遂に自宅の周囲をウロウロするくらいで大したイベントもない連休だった。それでも後半は妻がガキ達を連れて泊まりで出掛けてくれたお陰で時間がとれた。
読んだ本は、伊坂幸太郎『オーデュボンの祈り』、絲山 秋子『沖で待つ』、司馬遼太郎国盗り物語』、柄谷行人『世界共和国へ』。昨夜はたまたまBSをつけていたら、映画『IMAGINE』をやっていて、結局司馬遼太郎の頁を片手で開き続けたまま最後まで見入ってしまった。蝮の斎藤道三ジョン・レノンも案外共通点がある。宗教の価値を知りつつ頓着しない。司馬は道三を同時代人であるマキャベリの思想の体現者と言う。

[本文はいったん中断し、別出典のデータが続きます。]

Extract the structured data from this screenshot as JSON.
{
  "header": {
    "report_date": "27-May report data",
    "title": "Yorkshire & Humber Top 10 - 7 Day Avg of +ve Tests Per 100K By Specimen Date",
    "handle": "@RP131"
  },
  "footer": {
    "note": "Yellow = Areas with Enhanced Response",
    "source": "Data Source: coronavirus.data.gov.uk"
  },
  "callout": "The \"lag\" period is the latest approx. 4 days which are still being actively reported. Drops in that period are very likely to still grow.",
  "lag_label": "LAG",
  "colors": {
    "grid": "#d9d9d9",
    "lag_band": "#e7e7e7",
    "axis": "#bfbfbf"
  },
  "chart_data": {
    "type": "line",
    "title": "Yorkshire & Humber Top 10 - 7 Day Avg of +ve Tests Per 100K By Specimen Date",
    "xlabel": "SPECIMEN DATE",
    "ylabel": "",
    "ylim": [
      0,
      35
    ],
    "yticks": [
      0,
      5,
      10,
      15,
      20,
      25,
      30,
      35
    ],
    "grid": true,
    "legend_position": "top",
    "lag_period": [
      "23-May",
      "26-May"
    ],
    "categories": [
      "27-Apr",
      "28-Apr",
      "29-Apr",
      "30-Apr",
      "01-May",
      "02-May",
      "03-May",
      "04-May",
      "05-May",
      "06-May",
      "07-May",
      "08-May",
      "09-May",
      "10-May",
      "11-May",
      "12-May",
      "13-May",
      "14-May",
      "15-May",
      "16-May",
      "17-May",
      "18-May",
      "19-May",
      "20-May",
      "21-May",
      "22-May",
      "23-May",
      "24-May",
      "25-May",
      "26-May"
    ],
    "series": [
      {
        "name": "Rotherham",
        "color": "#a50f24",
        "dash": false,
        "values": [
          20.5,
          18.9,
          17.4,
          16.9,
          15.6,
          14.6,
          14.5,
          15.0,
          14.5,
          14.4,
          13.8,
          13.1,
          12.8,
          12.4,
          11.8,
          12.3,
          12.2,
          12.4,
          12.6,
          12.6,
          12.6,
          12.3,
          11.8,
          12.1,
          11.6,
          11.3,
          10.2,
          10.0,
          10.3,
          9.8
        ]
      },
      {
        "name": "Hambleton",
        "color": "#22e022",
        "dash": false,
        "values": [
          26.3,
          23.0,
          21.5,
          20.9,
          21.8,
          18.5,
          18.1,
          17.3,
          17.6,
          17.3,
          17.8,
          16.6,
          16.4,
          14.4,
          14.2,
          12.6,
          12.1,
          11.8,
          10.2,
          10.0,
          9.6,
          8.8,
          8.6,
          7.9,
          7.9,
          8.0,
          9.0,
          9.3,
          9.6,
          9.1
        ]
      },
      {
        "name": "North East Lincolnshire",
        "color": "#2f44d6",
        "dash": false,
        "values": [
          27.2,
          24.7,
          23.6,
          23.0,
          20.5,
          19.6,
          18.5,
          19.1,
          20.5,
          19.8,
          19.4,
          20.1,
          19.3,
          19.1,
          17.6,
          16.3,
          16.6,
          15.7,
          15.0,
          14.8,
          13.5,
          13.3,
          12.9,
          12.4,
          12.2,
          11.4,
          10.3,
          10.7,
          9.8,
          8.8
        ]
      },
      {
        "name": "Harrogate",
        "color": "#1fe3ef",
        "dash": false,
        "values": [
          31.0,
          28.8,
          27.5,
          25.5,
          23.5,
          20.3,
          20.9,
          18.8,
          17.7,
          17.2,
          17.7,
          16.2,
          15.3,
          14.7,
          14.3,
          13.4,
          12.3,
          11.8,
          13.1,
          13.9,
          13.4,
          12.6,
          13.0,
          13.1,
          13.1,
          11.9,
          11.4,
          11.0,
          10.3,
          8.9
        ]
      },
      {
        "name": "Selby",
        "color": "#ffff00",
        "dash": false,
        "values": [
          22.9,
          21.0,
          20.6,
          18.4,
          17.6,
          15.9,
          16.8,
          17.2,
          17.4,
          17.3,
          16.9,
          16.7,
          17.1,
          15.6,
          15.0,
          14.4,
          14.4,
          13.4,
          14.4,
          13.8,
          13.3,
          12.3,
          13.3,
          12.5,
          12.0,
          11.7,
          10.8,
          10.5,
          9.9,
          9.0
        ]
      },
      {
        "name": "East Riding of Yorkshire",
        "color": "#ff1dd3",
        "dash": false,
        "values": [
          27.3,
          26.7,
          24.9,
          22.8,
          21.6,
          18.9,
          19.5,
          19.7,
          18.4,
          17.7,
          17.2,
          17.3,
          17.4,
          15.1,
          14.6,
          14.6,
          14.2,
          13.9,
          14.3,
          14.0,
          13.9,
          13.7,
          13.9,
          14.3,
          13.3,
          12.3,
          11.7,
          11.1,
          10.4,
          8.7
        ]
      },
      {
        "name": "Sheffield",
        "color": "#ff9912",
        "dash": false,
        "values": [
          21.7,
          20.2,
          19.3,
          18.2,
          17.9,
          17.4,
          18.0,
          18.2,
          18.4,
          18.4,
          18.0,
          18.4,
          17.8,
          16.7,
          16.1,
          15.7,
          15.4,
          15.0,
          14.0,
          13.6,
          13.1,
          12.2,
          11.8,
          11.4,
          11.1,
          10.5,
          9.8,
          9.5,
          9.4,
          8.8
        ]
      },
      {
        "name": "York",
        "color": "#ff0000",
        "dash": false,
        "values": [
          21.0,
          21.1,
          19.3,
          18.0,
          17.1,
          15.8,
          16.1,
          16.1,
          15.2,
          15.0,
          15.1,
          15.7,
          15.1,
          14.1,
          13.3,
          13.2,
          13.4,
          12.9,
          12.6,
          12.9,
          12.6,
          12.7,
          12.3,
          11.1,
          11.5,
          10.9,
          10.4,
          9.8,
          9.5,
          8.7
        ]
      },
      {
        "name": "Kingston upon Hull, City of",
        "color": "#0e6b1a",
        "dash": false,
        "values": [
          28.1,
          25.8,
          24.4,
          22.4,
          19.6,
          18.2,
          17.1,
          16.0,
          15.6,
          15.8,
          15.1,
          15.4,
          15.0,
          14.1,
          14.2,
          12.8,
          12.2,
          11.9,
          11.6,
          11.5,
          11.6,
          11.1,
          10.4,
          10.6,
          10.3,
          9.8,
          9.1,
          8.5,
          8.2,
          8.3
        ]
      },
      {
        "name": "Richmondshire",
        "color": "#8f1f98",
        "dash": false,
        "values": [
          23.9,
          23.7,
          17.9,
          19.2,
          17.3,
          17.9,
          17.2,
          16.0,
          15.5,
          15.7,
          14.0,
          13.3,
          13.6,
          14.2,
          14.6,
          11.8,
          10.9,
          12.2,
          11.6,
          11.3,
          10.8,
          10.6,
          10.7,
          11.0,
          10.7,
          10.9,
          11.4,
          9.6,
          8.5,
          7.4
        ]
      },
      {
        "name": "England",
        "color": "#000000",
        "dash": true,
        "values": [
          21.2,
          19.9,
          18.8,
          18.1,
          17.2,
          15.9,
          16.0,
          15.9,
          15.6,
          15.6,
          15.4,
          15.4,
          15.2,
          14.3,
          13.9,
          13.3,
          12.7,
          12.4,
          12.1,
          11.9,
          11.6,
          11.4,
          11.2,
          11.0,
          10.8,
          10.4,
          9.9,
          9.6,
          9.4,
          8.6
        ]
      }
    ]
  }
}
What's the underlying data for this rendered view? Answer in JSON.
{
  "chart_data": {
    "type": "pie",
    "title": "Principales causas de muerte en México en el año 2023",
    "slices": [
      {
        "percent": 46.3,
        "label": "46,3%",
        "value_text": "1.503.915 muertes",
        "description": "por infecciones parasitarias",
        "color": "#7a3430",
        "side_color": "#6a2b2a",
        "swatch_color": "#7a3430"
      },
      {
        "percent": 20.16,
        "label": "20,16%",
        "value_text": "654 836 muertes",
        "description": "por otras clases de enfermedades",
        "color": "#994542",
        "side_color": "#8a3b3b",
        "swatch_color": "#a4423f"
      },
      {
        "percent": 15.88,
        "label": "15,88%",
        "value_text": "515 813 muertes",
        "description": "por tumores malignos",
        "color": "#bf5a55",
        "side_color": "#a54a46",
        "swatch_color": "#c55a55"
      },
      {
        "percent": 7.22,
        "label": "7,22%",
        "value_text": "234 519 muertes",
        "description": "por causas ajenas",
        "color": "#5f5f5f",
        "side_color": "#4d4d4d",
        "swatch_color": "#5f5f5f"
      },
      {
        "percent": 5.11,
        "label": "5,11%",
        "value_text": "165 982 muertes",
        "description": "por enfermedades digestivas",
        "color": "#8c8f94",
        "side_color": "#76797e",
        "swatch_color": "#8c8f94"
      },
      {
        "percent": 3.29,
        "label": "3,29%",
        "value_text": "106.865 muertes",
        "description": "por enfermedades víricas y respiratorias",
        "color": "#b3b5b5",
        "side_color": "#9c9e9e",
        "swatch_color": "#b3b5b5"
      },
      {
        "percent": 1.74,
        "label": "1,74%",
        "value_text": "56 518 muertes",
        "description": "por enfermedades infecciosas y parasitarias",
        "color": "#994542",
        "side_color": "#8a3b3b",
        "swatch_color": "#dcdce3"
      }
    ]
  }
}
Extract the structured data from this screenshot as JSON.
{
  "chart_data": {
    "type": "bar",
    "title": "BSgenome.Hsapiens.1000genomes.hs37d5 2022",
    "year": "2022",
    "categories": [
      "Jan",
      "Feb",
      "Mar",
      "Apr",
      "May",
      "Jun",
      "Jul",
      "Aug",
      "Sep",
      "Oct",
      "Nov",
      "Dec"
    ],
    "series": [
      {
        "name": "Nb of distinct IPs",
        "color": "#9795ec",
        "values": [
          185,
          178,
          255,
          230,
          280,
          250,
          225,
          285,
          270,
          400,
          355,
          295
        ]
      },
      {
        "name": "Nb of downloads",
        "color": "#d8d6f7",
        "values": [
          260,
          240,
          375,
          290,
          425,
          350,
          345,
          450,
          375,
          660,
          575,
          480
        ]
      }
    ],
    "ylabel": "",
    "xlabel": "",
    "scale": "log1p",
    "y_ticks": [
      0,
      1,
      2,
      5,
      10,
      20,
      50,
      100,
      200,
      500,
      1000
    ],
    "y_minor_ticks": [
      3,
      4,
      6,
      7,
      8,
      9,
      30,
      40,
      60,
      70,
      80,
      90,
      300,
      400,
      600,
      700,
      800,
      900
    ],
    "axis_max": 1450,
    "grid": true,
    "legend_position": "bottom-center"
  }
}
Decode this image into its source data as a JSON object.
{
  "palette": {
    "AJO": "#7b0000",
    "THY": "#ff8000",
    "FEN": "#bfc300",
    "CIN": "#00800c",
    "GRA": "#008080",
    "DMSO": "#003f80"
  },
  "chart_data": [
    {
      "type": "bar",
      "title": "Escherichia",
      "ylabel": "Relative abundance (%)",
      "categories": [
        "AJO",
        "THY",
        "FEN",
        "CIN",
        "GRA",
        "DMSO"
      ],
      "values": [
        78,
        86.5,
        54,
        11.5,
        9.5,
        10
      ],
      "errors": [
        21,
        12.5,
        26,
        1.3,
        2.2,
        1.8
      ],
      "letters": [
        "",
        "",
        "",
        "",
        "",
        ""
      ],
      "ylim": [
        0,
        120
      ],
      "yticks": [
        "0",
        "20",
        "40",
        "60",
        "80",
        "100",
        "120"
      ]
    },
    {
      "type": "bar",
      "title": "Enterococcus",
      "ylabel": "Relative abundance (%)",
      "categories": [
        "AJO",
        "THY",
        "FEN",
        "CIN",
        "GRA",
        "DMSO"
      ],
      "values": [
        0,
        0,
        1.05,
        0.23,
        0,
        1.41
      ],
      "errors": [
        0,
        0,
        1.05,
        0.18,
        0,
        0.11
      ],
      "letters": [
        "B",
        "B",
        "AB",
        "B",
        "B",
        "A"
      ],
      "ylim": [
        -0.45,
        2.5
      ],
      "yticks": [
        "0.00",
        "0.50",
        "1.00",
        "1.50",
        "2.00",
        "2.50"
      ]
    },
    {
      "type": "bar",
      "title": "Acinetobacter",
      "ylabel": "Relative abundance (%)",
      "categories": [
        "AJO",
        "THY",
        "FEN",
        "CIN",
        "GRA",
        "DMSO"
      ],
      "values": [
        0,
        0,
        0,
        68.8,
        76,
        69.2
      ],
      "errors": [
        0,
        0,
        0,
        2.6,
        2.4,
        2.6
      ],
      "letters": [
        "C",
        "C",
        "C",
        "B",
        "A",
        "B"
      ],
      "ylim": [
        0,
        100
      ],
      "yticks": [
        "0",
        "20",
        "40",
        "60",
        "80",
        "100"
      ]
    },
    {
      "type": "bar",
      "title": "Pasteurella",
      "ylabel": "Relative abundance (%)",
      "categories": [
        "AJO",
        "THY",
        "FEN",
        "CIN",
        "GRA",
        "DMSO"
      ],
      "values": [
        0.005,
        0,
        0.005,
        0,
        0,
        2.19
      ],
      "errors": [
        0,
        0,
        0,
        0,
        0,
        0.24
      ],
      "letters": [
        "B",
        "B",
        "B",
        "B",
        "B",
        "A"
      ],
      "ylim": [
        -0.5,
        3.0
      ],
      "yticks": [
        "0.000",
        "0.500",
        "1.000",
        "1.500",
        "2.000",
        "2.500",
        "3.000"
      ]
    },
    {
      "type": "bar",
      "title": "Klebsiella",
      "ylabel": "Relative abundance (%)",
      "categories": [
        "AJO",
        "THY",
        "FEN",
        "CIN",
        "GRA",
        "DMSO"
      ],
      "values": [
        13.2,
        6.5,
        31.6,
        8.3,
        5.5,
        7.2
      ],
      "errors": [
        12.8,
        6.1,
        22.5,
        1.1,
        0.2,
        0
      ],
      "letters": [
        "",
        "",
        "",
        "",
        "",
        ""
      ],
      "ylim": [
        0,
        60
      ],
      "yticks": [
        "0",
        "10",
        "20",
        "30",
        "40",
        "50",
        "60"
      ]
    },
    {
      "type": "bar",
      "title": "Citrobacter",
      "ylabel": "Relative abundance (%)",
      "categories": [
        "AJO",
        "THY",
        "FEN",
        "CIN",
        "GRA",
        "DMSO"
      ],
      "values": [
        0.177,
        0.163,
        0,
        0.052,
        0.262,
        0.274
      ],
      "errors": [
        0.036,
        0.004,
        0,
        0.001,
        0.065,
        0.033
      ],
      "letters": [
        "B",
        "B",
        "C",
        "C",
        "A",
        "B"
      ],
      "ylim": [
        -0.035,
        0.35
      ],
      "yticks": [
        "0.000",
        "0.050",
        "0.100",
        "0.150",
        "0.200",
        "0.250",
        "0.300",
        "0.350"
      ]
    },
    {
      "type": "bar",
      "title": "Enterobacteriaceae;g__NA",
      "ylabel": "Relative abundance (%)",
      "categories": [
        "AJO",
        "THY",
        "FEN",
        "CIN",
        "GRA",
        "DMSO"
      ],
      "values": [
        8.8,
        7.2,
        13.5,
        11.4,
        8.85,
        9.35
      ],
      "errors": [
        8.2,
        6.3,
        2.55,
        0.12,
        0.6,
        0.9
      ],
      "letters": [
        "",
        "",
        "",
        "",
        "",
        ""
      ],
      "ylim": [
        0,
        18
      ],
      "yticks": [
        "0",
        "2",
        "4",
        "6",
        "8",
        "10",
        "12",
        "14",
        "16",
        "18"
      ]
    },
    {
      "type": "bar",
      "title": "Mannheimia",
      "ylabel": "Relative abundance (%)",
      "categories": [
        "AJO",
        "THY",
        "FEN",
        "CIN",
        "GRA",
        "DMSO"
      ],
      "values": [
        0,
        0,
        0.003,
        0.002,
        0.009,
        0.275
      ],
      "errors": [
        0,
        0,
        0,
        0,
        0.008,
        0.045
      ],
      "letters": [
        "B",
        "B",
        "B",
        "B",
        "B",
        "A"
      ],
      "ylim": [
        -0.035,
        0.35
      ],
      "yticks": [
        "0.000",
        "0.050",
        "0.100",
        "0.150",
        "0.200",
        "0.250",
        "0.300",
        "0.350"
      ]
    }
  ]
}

即ち、人は1)恩を忘れやすく、2)移り気で、3)偽善的で、4)危険に際しては臆病で、5)利にのぞんでは貪欲であると。人の性質を見抜いた上で神仏も利用の対象とし、不遜さや奇行は世間の顰蹙を買う。より善悪に強烈なこだわりを持つが故に日蓮宗徒に悪人が多いと言う道三の台詞に、子供心に母方の菩提寺で聞いた日蓮宗の朗々とした経に父方の浄土宗と比べて生々しいアクの強さを感じた記憶を想い出す。柄谷のアソシエーショニズム論においては、ヘーゲルの「理性の狡知」とカントの「自然の狡知」が対置され、宗教批判は当然としながら「他者を手段としてのみならず同時に目的として扱え」というカントの理想が紹介されていた。ただ、本性として「反社会的社会性」を帯びた国民が自然、徐々に国の主権放棄をすることこそが国家の揚棄につながり、グローバルコミュニケーション(アソシエーション)の実現を導くとする結論は、「道筋ははっきりしている」と柄谷が言う通りあっけらかんなのだが、現実的にはどうなのだろう。本来国家主義的でなかった故に国家主義的独裁に帰結したマルクス主義の轍との違いとか、一読してまだよくわかってない。